Thanks for the troubleshooting. Please let me know if a one-off troubleshooting meeting would be helpful.

hyi commented 1 year ago

@karafecho all these points make sense to me, with a couple of follow-up questions or action items to run by you:

  1. Should we revert Hao's commit back in FHIR PIT to revert study_period back to year and Active_In_Study_Period back to Active_in_Year? I think we should, but let me know if you disagree or see any ramifications.

  2. Is it true for asthma data there are same number of total patients for each year in the study period? If so, this is not the case for PCD data. For example, for PCD data, there were 1311 total patients for year 2010 where 1310 patients were active in year and 1 patient was inactive, while for year 2020 there were 4753 total patients where 4750 patients were active in year and 3 patients were inactive.

I will remove the 2 all null patient records and copy Active_In_Study_Period column to Active_In_Year column in PCD sqlite database to fix the issues in the database for now and redeploy PCD dev and prod instances.
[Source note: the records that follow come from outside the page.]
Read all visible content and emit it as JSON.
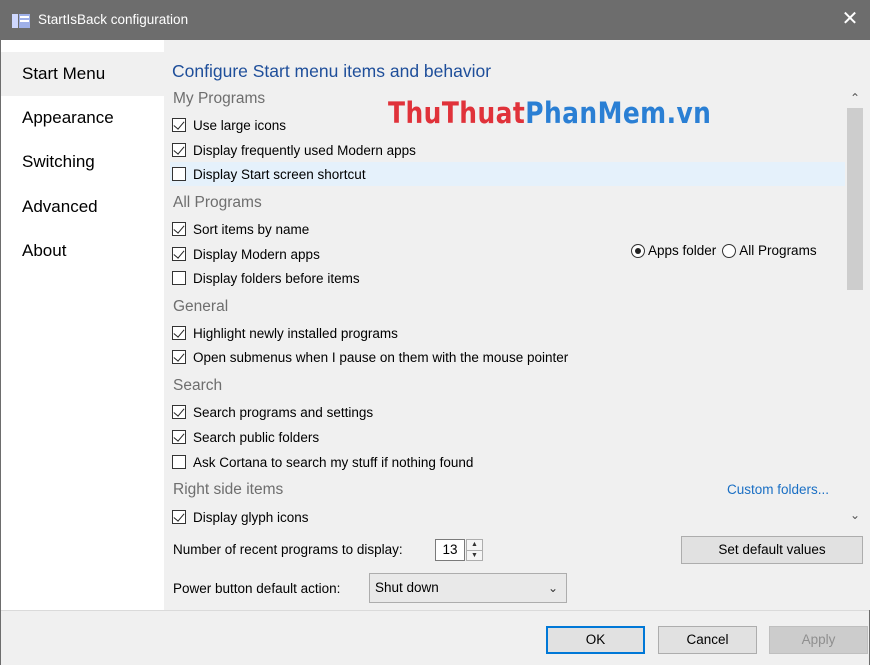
{
  "window": {
    "title": "StartIsBack configuration",
    "close_glyph": "✕"
  },
  "sidebar": {
    "items": [
      {
        "label": "Start Menu",
        "active": true
      },
      {
        "label": "Appearance"
      },
      {
        "label": "Switching"
      },
      {
        "label": "Advanced"
      },
      {
        "label": "About"
      }
    ]
  },
  "main": {
    "heading": "Configure Start menu items and behavior",
    "groups": {
      "my_programs": {
        "title": "My Programs",
        "items": [
          {
            "label": "Use large icons",
            "checked": true
          },
          {
            "label": "Display frequently used Modern apps",
            "checked": true
          },
          {
            "label": "Display Start screen shortcut",
            "checked": false
          }
        ]
      },
      "all_programs": {
        "title": "All Programs",
        "items": [
          {
            "label": "Sort items by name",
            "checked": true
          },
          {
            "label": "Display Modern apps",
            "checked": true
          },
          {
            "label": "Display folders before items",
            "checked": false
          }
        ],
        "radio": [
          {
            "label": "Apps folder",
            "selected": true
          },
          {
            "label": "All Programs",
            "selected": false
          }
        ]
      },
      "general": {
        "title": "General",
        "items": [
          {
            "label": "Highlight newly installed programs",
            "checked": true
          },
          {
            "label": "Open submenus when I pause on them with the mouse pointer",
            "checked": true
          }
        ]
      },
      "search": {
        "title": "Search",
        "items": [
          {
            "label": "Search programs and settings",
            "checked": true
          },
          {
            "label": "Search public folders",
            "checked": true
          },
          {
            "label": "Ask Cortana to search my stuff if nothing found",
            "checked": false
          }
        ]
      },
      "right_side": {
        "title": "Right side items",
        "link": "Custom folders...",
        "items": [
          {
            "label": "Display glyph icons",
            "checked": true
          }
        ]
      }
    },
    "recent": {
      "label": "Number of recent programs to display:",
      "value": "13"
    },
    "set_default_label": "Set default values",
    "power": {
      "label": "Power button default action:",
      "value": "Shut down"
    }
  },
  "footer": {
    "ok": "OK",
    "cancel": "Cancel",
    "apply": "Apply"
  },
  "watermark": {
    "part1": "ThuThuat",
    "part2": "PhanMem.vn"
  },
  "colors": {
    "accent": "#1e4e9a",
    "link": "#1a6fc4",
    "focus": "#0078d7",
    "titlebar": "#6d6d6d"
  }
}
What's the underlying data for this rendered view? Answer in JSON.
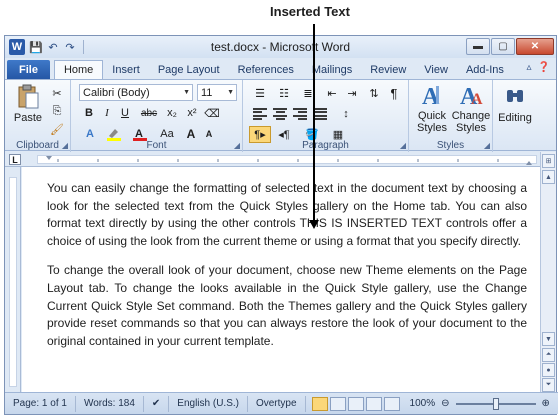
{
  "callout": {
    "label": "Inserted Text"
  },
  "window": {
    "title": "test.docx - Microsoft Word",
    "controls": {
      "minimize": "▬",
      "maximize": "▢",
      "close": "✕"
    }
  },
  "quick_access": {
    "word_logo": "W",
    "save": "💾",
    "undo": "↶",
    "redo": "↷"
  },
  "tabs": [
    {
      "label": "File"
    },
    {
      "label": "Home"
    },
    {
      "label": "Insert"
    },
    {
      "label": "Page Layout"
    },
    {
      "label": "References"
    },
    {
      "label": "Mailings"
    },
    {
      "label": "Review"
    },
    {
      "label": "View"
    },
    {
      "label": "Add-Ins"
    }
  ],
  "ribbon": {
    "clipboard": {
      "label": "Clipboard",
      "paste": "Paste"
    },
    "font": {
      "label": "Font",
      "font_name": "Calibri (Body)",
      "font_size": "11",
      "bold": "B",
      "italic": "I",
      "underline": "U",
      "strikethrough": "abc",
      "subscript": "x₂",
      "superscript": "x²",
      "grow": "A",
      "shrink": "A",
      "case": "Aa",
      "clear": "A"
    },
    "paragraph": {
      "label": "Paragraph",
      "pilcrow": "¶"
    },
    "styles": {
      "label": "Styles",
      "quick_styles": "Quick Styles",
      "change_styles": "Change Styles"
    },
    "editing": {
      "label": "Editing"
    }
  },
  "ruler": {
    "tab_marker": "L"
  },
  "document": {
    "paragraphs": [
      "You can easily change the formatting of selected text in the document text by choosing a look for the selected text from the Quick Styles gallery on the Home tab. You can also format text directly by using the other controls THIS IS INSERTED TEXT controls offer a choice of using the look from the current theme or using a format that you specify directly.",
      "To change the overall look of your document, choose new Theme elements on the Page Layout tab. To change the looks available in the Quick Style gallery, use the Change Current Quick Style Set command. Both the Themes gallery and the Quick Styles gallery provide reset commands so that you can always restore the look of your document to the original contained in your current template."
    ]
  },
  "statusbar": {
    "page": "Page: 1 of 1",
    "words": "Words: 184",
    "language": "English (U.S.)",
    "mode": "Overtype",
    "zoom": "100%",
    "zoom_level_percent": 100
  },
  "colors": {
    "file_tab": "#2557a5",
    "ribbon_bg": "#dbe6f4",
    "active_view": "#fbd779"
  }
}
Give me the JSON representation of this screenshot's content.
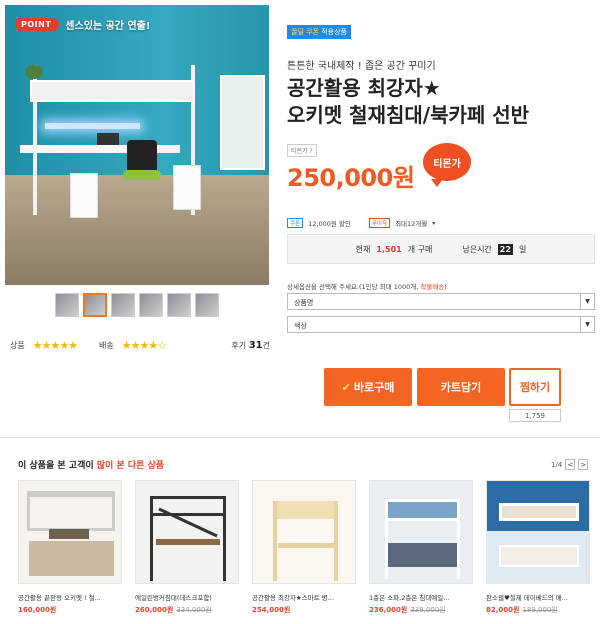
{
  "hero": {
    "point_tag": "POINT",
    "point_text": "센스있는 공간 연출!"
  },
  "ratings": {
    "product_label": "상품",
    "product_stars": "★★★★★",
    "delivery_label": "배송",
    "delivery_stars": "★★★★☆",
    "review_label": "후기",
    "review_count": "31",
    "review_unit": "건"
  },
  "product": {
    "coupon_a": "꿀딜 쿠폰",
    "coupon_b": "적용상품",
    "subtitle": "튼튼한 국내제작 ! 좁은 공간 꾸미기",
    "title_line1": "공간활용 최강자★",
    "title_line2": "오키멧 철재침대/북카페 선반",
    "tmon_price_label": "티몬가",
    "tmon_price_icon": "?",
    "price": "250,000원",
    "badge": "티몬가"
  },
  "info": {
    "coupon_chip": "쿠폰",
    "coupon_text": "12,000원 할인",
    "installment_chip": "무이자",
    "installment_text": "최대12개월"
  },
  "stats": {
    "current_label": "현재",
    "buy_count": "1,501",
    "buy_label": "개 구매",
    "remain_label": "남은시간",
    "remain_value": "22",
    "remain_unit": "일"
  },
  "options": {
    "guide": "상세옵션을 선택해 주세요.(1인당 최대 1000개,",
    "guide_hl": "착불배송",
    "guide_end": ")",
    "select1": "상품명",
    "select2": "색상"
  },
  "buttons": {
    "buy": "바로구매",
    "cart": "카트담기",
    "wish": "찜하기",
    "wish_count": "1,759"
  },
  "recommend": {
    "title_a": "이 상품을 본 고객이",
    "title_b": "많이 본 다른 상품",
    "page": "1/4",
    "prev": "<",
    "next": ">",
    "items": [
      {
        "name": "공간활용 끝판왕 오키멧 ! 철...",
        "price": "160,000원",
        "old": ""
      },
      {
        "name": "에일린벙커침대(데스크포함)",
        "price": "260,000원",
        "old": "334,000원"
      },
      {
        "name": "공간활용 최강자★스마트 병...",
        "price": "254,000원",
        "old": ""
      },
      {
        "name": "1층은 소파,2층은 침대예일...",
        "price": "236,000원",
        "old": "339,000원"
      },
      {
        "name": "판소웹♥철제 데이베드의 매...",
        "price": "82,000원",
        "old": "189,000원"
      }
    ]
  },
  "colors": {
    "accent": "#f26522",
    "price": "#f15a24",
    "blue": "#1a8cf0"
  }
}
karafecho commented 1 year ago

@hyi:

  1. I agree that we should revert Hao's commit back. This wasn't fully implemented and is now causing issues, so probably best to revert back and reconsider the plan.
  2. The sample sizes for the asthma datasets vary a bit by year, but are roughly 160K each year. For example N = 159327 in 2010, 159169 in 2011, and 155333 in 2019. The asthma patients were selected in 2010; hence the decrease in sample size over future years as patients drop out of the healthcare system due to death, etc. In contrast, the PCD patients were selected in year 2020; hence the decrease in sample size over prior years as patient records may not have existed in the past. The overall design is a bit confusing, but I'm not sure I see a clear alternative.
hyi commented 1 year ago

@karafecho Thanks for the clarification. It makes sense to me now. I have cleaned up PCD database as detailed above and redeployed the PCD dev and prod instances. Now if you create a cohort with no feature selected, it will return 45474 (2 less than the previous return). I will revert Hao's commit back in FHIR PIT so we will not run into study_period vs year and Active_In_Year vs Active_In_Study_Period issue going forward when running FHIR PIT again to create new datasets. I'll also fix the cohort creation POST endpoint to make sure it returns total number of patients rather than total number of observations.

karafecho commented 1 year ago

Your plan sounds great to me, Hong. Thanks!

karafecho commented 1 year ago

Closing this issue after testing all new prod deployments and verifying that fixes are now in place.